News of Osama bin Laden’s death certainly cheered the West, but that may not be the limit of the audience for the good news, Joshua Partlow at the Washington Post speculates. The Taliban had a long partnership with bin Laden, and one that had turned out to be a disaster — ten years on the run, while their opponents in Afghanistan got a massive influx of Western money and military support. With bin Laden out of the way, the stark differences in missions for al-Qaeda and the Taliban will put pressure on a relationship that the Taliban may have wanted to end years ago:
In their missives to the world, the Taliban greeted Osama bin Laden’s death as a call to arms — a killing that would incite “waves of jihad.” Privately, many Taliban commanders are probably breathing a sigh of relief.
The ties that bound al-Qaeda and the Taliban were anchored by their two leaders — bin Laden and Mohammad Omar — but the relationship was never seamless. The two groups co-existed despite rivalries and divergent agendas: the Taliban, a largely Pashtun movement focused on grievances within Afghanistan; al-Qaeda, the cosmopolitan Arab visionaries of terrorism with eyes always to the West.
Bin Laden’s death could free up the Taliban to distance itself from al-Qaeda, as U.S. military officials have argued, and allow the group to pursue negotiations with the United States. At the same time, the Taliban could take inspiration from bin Laden’s killing and double down on a fight that appears closer to a conclusion as U.S. officials argue for a speedier American withdrawal after the al-Qaeda chief’s death.
Thus far, of course, the Taliban has reacted in a predictable fashion, threatening death to all infidels, blah blah blah. They have conducted terrorist attacks as reprisals, killing dozens of Pakistanis in one series of bombings and wounding two Americans in a suicide attack on a motorcade two days ago. The raid in Pakistani territory has given the Taliban another convenient excuse for terrorism, and an opportunity to recruit, and they’re not going to pass up on either easily.
Still, the difference in interests between the Taliban and AQ are stark. The Taliban is more interesting in the tribal conflict between Pashtuns and others that comprise Afghanistan’s population than they are in launching a global caliphate. Pashtuns want to rule their corner of the world, which they did until their ally decided to kill 3,000 people in the US. With their personal connection to AQ gone — and with the insular Egyptian Ayman al-Zawahiri running the show, despite the press releases from AQ recently — the Pashtuns will eventually tire of the Arab agenda that has brought the entire military weight of the Western world on their backs.

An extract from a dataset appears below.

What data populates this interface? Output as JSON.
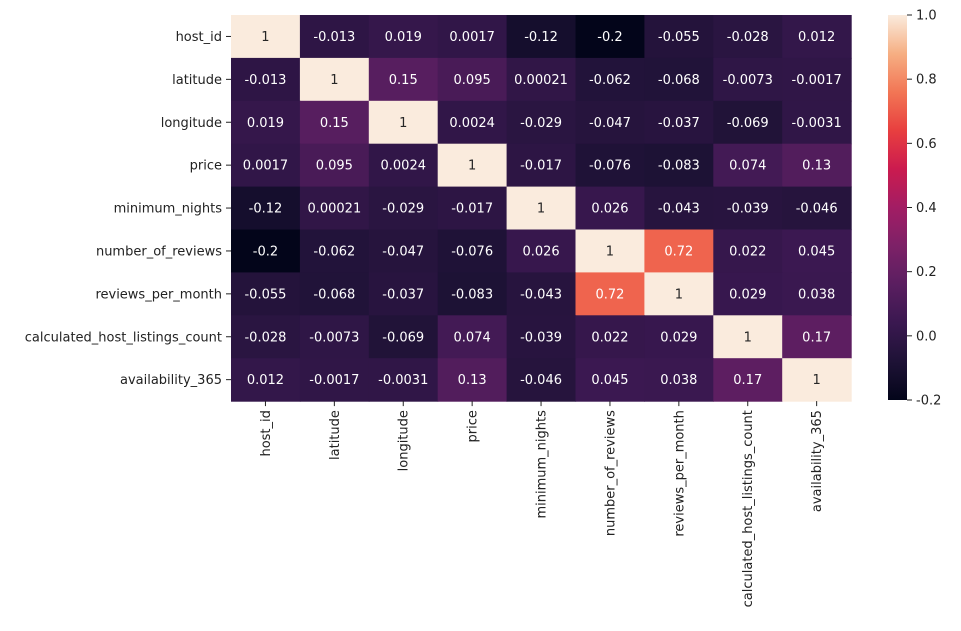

When that happens, the most relieved people will probably be the Pakistanis, who won’t have to endure American incursions in their territory any longer. If the Taliban focuses strictly on Afghanistan, it means they will cause less trouble in Pakistan. And if the Taliban sheds their alliance with international terrorism, it will change the nature of the conflict in Afghanistan into a simple civil war, and perhaps push all sides into talks to end it in a manner that allows Pashtuns to accept a democracy in which they can participate, but not dictatorially rule. That will allow everyone to focus more on AQ and stamp out the remainder of that terrorist network.